QCon New York June 15-19, 2020 | | A Dive Into Streams @LinkedIn With Brooklin

This presentation is now available to view on InfoQ.com

Abstract

Although LinkedIn data continues to grow rapidly over the years, scaling up to handle the increasing data volume has not been the only challenge in streaming data in near real-time. Supporting the proliferation of new data systems has become yet another huge endeavor for data streaming infrastructure at LinkedIn. Building separate, specialized solutions to move data across heterogeneous systems is not sustainable, as it slows down development and makes the infrastructure unmanageable. This called for a centralized, managed, and extensible solution that can continuously deliver data to nearline applications.

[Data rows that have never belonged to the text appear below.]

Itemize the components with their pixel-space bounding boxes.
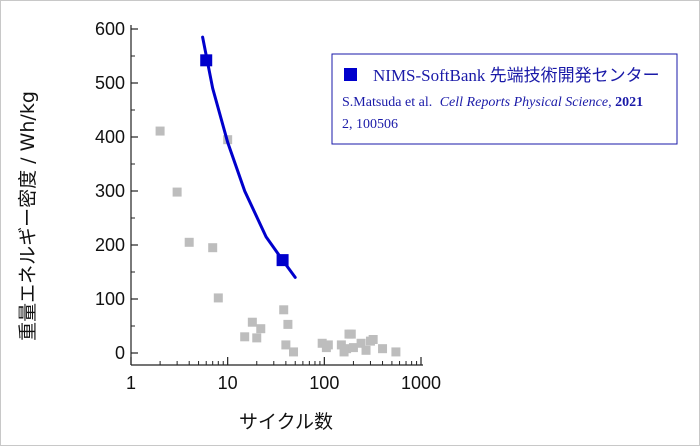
gray-point <box>247 317 257 327</box>
gray-point <box>208 243 218 253</box>
ref-authors: S.Matsuda et al. <box>342 95 432 110</box>
highlight-point <box>276 254 289 267</box>
x-tick-label: 1000 <box>401 373 441 393</box>
x-tick-label: 100 <box>309 373 339 393</box>
y-tick-label: 600 <box>95 19 125 39</box>
ref-volume: 2, 100506 <box>342 117 398 132</box>
legend: NIMS-SoftBank 先端技術開発センター S.Matsuda et al… <box>331 53 678 145</box>
highlight-point <box>200 54 213 67</box>
x-axis-title: サイクル数 <box>239 411 333 433</box>
gray-point <box>378 344 388 354</box>
gray-point <box>336 340 346 350</box>
x-tick-label: 10 <box>218 373 238 393</box>
ref-journal: Cell Reports Physical Science <box>440 95 608 110</box>
gray-point <box>281 340 291 350</box>
gray-point <box>348 343 358 353</box>
gray-point <box>342 344 352 354</box>
y-tick-label: 400 <box>95 127 125 147</box>
gray-point <box>361 345 371 355</box>
legend-box <box>331 53 678 145</box>
gray-point <box>240 332 250 342</box>
gray-point <box>368 335 378 344</box>
ref-comma: , <box>608 95 615 110</box>
gray-point <box>283 319 293 329</box>
y-tick-label: 200 <box>95 235 125 255</box>
gray-series <box>155 126 401 357</box>
gray-point <box>391 347 401 357</box>
legend-label: NIMS-SoftBank 先端技術開発センター <box>373 66 660 85</box>
gray-point <box>172 187 182 197</box>
gray-point <box>256 324 266 334</box>
legend-reference: S.Matsuda et al. Cell Reports Physical S… <box>342 95 643 110</box>
gray-point <box>323 340 333 350</box>
y-tick-label: 0 <box>115 343 125 363</box>
ref-year: 2021 <box>615 95 643 110</box>
gray-point <box>279 305 289 315</box>
gray-point <box>252 333 262 343</box>
gray-point <box>289 347 299 357</box>
y-tick-label: 500 <box>95 73 125 93</box>
gray-point <box>213 293 223 303</box>
gray-point <box>155 126 165 136</box>
legend-marker <box>344 68 357 81</box>
axes: 0 100 200 300 400 500 600 1 10 100 1000 <box>95 19 441 393</box>
legend-reference-volume: 2, 100506 <box>342 117 398 132</box>
x-tick-label: 1 <box>126 373 136 393</box>
gray-point <box>184 237 194 247</box>
y-tick-label: 300 <box>95 181 125 201</box>
trend-line <box>201 35 297 279</box>
highlight-series <box>200 35 297 279</box>
y-axis-title: 重量エネルギー密度 / Wh/kg <box>17 91 39 341</box>
gray-point <box>346 329 356 339</box>
y-tick-label: 100 <box>95 289 125 309</box>
gray-point <box>356 338 366 348</box>
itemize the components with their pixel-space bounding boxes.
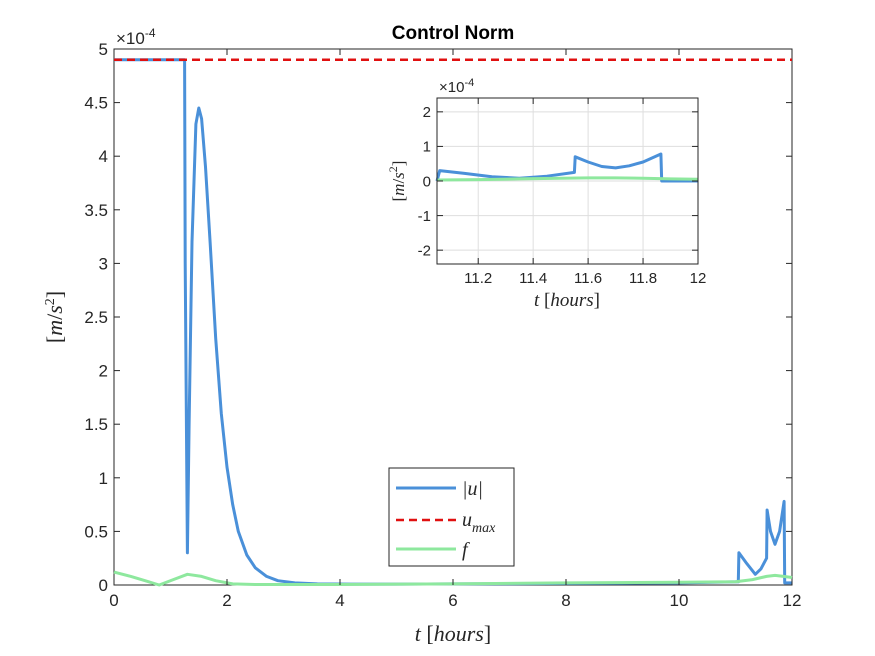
x-tick-label: 12	[783, 591, 802, 610]
y-tick-label: -1	[418, 208, 431, 225]
inset-y-axis-label: [m/s2]	[386, 161, 408, 202]
x-tick-label: 11.8	[629, 270, 657, 287]
x-tick-label: 2	[222, 591, 231, 610]
inset-x-axis-label: t [hours]	[534, 290, 600, 311]
x-tick-label: 11.4	[519, 270, 547, 287]
main-y-axis-label: [m/s2]	[42, 291, 67, 343]
y-tick-label: 5	[99, 40, 108, 59]
y-tick-label: 0.5	[84, 522, 108, 541]
y-tick-label: 0	[99, 576, 108, 595]
series-line-f	[113, 570, 793, 587]
y-tick-label: 2.5	[84, 308, 108, 327]
y-tick-label: 4	[99, 147, 108, 166]
y-tick-label: -2	[418, 242, 431, 259]
legend: |u| umax f	[388, 467, 515, 567]
legend-box	[388, 467, 515, 567]
y-tick-label: 3	[99, 254, 108, 273]
main-series-group	[113, 58, 793, 587]
series-line-f	[436, 176, 699, 182]
chart-title: Control Norm	[392, 23, 514, 44]
x-tick-label: 6	[448, 591, 457, 610]
y-tick-label: 2	[423, 104, 431, 121]
y-tick-label: 1	[423, 139, 431, 156]
inset-y-ticks: -2 -1 0 1 2	[418, 104, 698, 259]
y-tick-label: 3.5	[84, 201, 108, 220]
y-tick-label: 2	[99, 362, 108, 381]
y-tick-label: 1	[99, 469, 108, 488]
legend-label-u: |u|	[462, 478, 483, 500]
main-y-exponent: ×10-4	[116, 26, 156, 48]
main-y-ticks: 0 0.5 1 1.5 2 2.5 3 3.5 4 4.5 5	[84, 40, 792, 595]
main-x-ticks: 0 2 4 6 8 10 12	[109, 49, 801, 610]
x-tick-label: 4	[335, 591, 344, 610]
x-tick-label: 12	[690, 270, 707, 287]
inset-x-ticks: 11.2 11.4 11.6 11.8 12	[464, 98, 706, 287]
x-tick-label: 11.2	[464, 270, 492, 287]
legend-label-f: f	[462, 539, 470, 561]
y-tick-label: 4.5	[84, 94, 108, 113]
x-tick-label: 0	[109, 591, 118, 610]
x-tick-label: 8	[561, 591, 570, 610]
x-tick-label: 10	[670, 591, 689, 610]
y-tick-label: 1.5	[84, 415, 108, 434]
series-line-u	[435, 152, 698, 183]
main-x-axis-label: t [hours]	[415, 621, 491, 646]
x-tick-label: 11.6	[574, 270, 602, 287]
inset-series-group	[435, 152, 699, 183]
y-tick-label: 0	[423, 173, 431, 190]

We built Brooklin as a managed data streaming service that supports multiple pluggable sources and destinations, which can be data stores or messaging systems. Since 2016, Brooklin has been running in production as a critical piece of LinkedIn’s streaming infrastructure, supporting a variety of data movement use cases, such as change data capture (CDC) and data propagation between different systems and environments. We have also leveraged Brooklin for mirroring Kafka data, replacing Kafka MirrorMaker at LinkedIn. In this talk, we will dive deeper into Brooklin’s architecture and use cases, as well as our future plans.

Speaker: Celia Kung

Data Infrastructure @LinkedIn

Celia manages the data pipelines team at LinkedIn. Previously, she was the lead engineer for building Oracle change-data capture support for Brooklin, as well as a new Kafka mirroring solution that has fully replaced Kafka MirrorMaker at LinkedIn.